A continuación, para examinar las diferencias entre los adolescentes que participaban en competiciones y los que no lo hacían, se seleccionaron aquellos jóvenes que presentaban un nivel de práctica deportiva moderado (2-3 veces por semana) o alto (4-7 veces por semana). Primero, se realizó una Tabla de Contingencia utilizándose el estadístico Chi-Cuadrado como medida de la independencia para estudiar si la participación en competiciones dependía del nivel de práctica de deporte (moderado o alto). Segundo, dado que el tamaño de los grupos era pequeño y desigual, se empleó la prueba no paramétrica de Mann-Whitney para examinar las diferencias en autoconcepto entre los adolescentes que compiten y los que no lo hacen. Todos estos análisis se llevaron a cabo en ambos grupos de adolescentes (adolescencia temprana y media). Asimismo, se realizaron análisis diferenciales por sexo.  

3. Resultados

a) Adolescencia temprana (11-15 años)


En el caso de los chicos entre 11 y 15 años, los resultados del MANOVA indicaron que la práctica deportiva poseía un efecto multivariado sobre los dominios del autoconcepto (L Wilks= .87, GL = 18, p=.001; Pillais = .13, GL = 18, p=.001). Los test univariados mostraron que el efecto de la práctica deportiva era significativo para las subescalas de Aceptación Social y de Competencia Deportiva (véase tabla 1). Las pruebas a posteriori de Student-Newman-Keuls indicaron que aquellos adolescentes que pertenecían a los grupos de práctica moderada y alta presentaban mayores puntuaciones en Aceptación Social y en Competencia Deportiva que los que no practicaban deporte (sedentarios) y los que presentaban un nivel bajo de práctica deportiva.


 

Tabla 1. Efecto univariado del nivel de práctica deportiva en las dimensiones del autoconcepto (CHICOS de 11-15 años)

Tabla 2. Participación en Competiciones en función de los niveles de práctica deportiva moderado y alto (CHICOS de 11-15 años)

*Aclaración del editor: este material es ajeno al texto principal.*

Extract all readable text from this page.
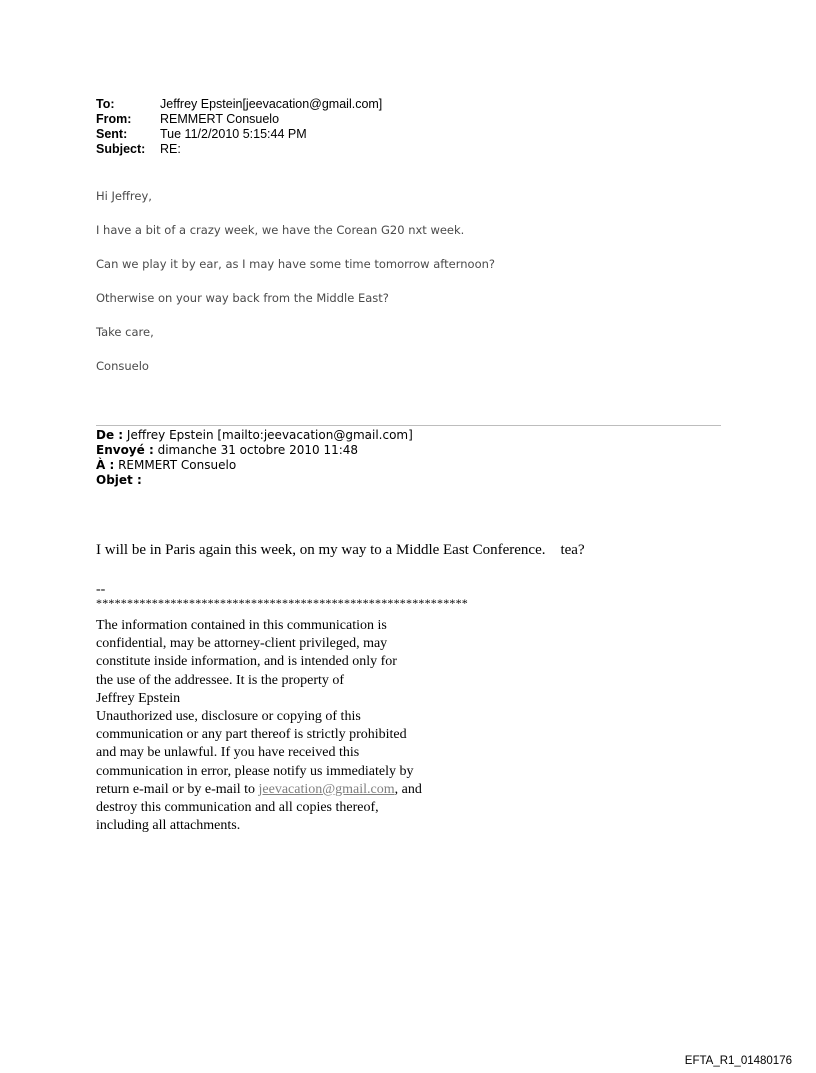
To:	Jeffrey Epstein[jeevacation@gmail.com]
From:	REMMERT Consuelo
Sent:	Tue 11/2/2010 5:15:44 PM
Subject:	RE:

Hi Jeffrey,

I have a bit of a crazy week, we have the Corean G20 nxt week.

Can we play it by ear, as I may have some time tomorrow afternoon?

Otherwise on your way back from the Middle East?

Take care,

Consuelo

De : Jeffrey Epstein [mailto:jeevacation@gmail.com]
Envoyé : dimanche 31 octobre 2010 11:48
À : REMMERT Consuelo
Objet :
I will be in Paris again this week, on my way to a Middle East Conference. tea?
--
************************************************************
The information contained in this communication is
confidential, may be attorney-client privileged, may
constitute inside information, and is intended only for
the use of the addressee. It is the property of
Jeffrey Epstein
Unauthorized use, disclosure or copying of this
communication or any part thereof is strictly prohibited
and may be unlawful. If you have received this
communication in error, please notify us immediately by
return e-mail or by e-mail to jeevacation@gmail.com, and
destroy this communication and all copies thereof,
including all attachments.
EFTA_R1_01480176
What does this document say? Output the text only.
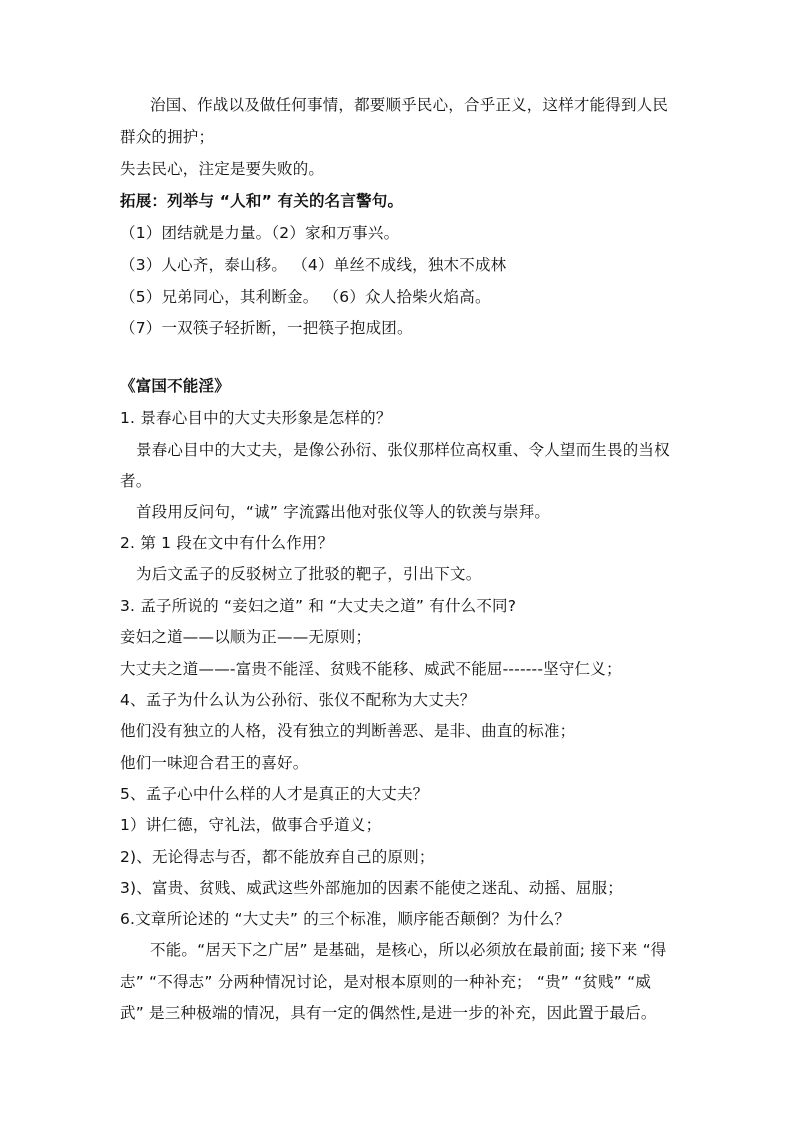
治国、作战以及做任何事情，都要顺乎民心，合乎正义，这样才能得到人民
群众的拥护；
失去民心，注定是要失败的。
拓展：列举与 “人和” 有关的名言警句。
（1）团结就是力量。（2）家和万事兴。
（3）人心齐，泰山移。 （4）单丝不成线，独木不成林
（5）兄弟同心，其利断金。 （6）众人拾柴火焰高。
（7）一双筷子轻折断，一把筷子抱成团。
《富国不能淫》
1. 景春心目中的大丈夫形象是怎样的？
景春心目中的大丈夫，是像公孙衍、张仪那样位高权重、令人望而生畏的当权
者。
首段用反问句，“诚” 字流露出他对张仪等人的钦羡与崇拜。
2. 第 1 段在文中有什么作用？
为后文孟子的反驳树立了批驳的靶子，引出下文。
3. 孟子所说的 “妾妇之道” 和 “大丈夫之道” 有什么不同?
妾妇之道——以顺为正——无原则；
大丈夫之道——-富贵不能淫、贫贱不能移、威武不能屈-------坚守仁义；
4、孟子为什么认为公孙衍、张仪不配称为大丈夫？
他们没有独立的人格，没有独立的判断善恶、是非、曲直的标准；
他们一味迎合君王的喜好。
5、孟子心中什么样的人才是真正的大丈夫？
1）讲仁德，守礼法，做事合乎道义；
2)、无论得志与否，都不能放弃自己的原则；
3)、富贵、贫贱、威武这些外部施加的因素不能使之迷乱、动摇、屈服；
6.文章所论述的 “大丈夫” 的三个标准，顺序能否颠倒？为什么？
不能。“居天下之广居” 是基础，是核心，所以必须放在最前面; 接下来 “得
志” “不得志” 分两种情况讨论，是对根本原则的一种补充； “贵” “贫贱” “威
武” 是三种极端的情况，具有一定的偶然性,是进一步的补充，因此置于最后。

Los resultados ofrecidos por los tests no paramétricos de Mann-Whitney para los chicos entre 11 y 15 años indicaron que los chicos que participaban en competiciones deportivas obtenían mayores puntuaciones en las subescalas de Competencia Deportiva, Aceptación Social y Autovalía Global que aquellos que no lo hacían (véase tabla 3).

Tabla 3. Diferencias en autoconcepto en función de la participación o no en las competiciones deportivas. Prueba de Mann-Whitney (CHICOS de 11-15 años)


En el caso de las chicas entre 11 y 15 años, la práctica deportiva también presenta un efecto multivariado significativo sobre los dominios del autoconcepto (L Wilks= .86, GL = 18, p=.001; Pillais = .14, GL = 18, p=.001). Los test univariados indicaron que la práctica deportiva poseía un efecto significativo sobre la subescala de Competencia Deportiva (véase tabla 4). La prueba a posteriori de Student-Newman-Keuls mostró que las chicas que pertenecían a los grupos de práctica deportiva moderada y alta presentaban mayores puntuaciones en Competencia Deportiva que las sedentarias o las que presentaban una baja práctica deportiva.

Tabla 4. Efecto univariado del nivel de práctica deportiva en las dimensiones del autoconcepto (CHICAS de 11-15 años)

Tabla 5. Participación en Competiciones en función de los niveles de práctica deportiva moderado y alto (CHICAS de 11-15 años)

 

 

Práctica Moderada

Práctica Alta

Compiten

98 (80.3%)

24 (80%)

No compiten

24 (19.7%)

6 (20%)

Los tests no paramétricos de Mann-Whitney mostraron que las chicas entre 11 y 15 años que toman parte de las competiciones deportivas obtenían mayores puntuaciones en Competencia Deportiva y menores puntuaciones en Competencia Académica que aquellas que no lo hacían (véase tabla 6).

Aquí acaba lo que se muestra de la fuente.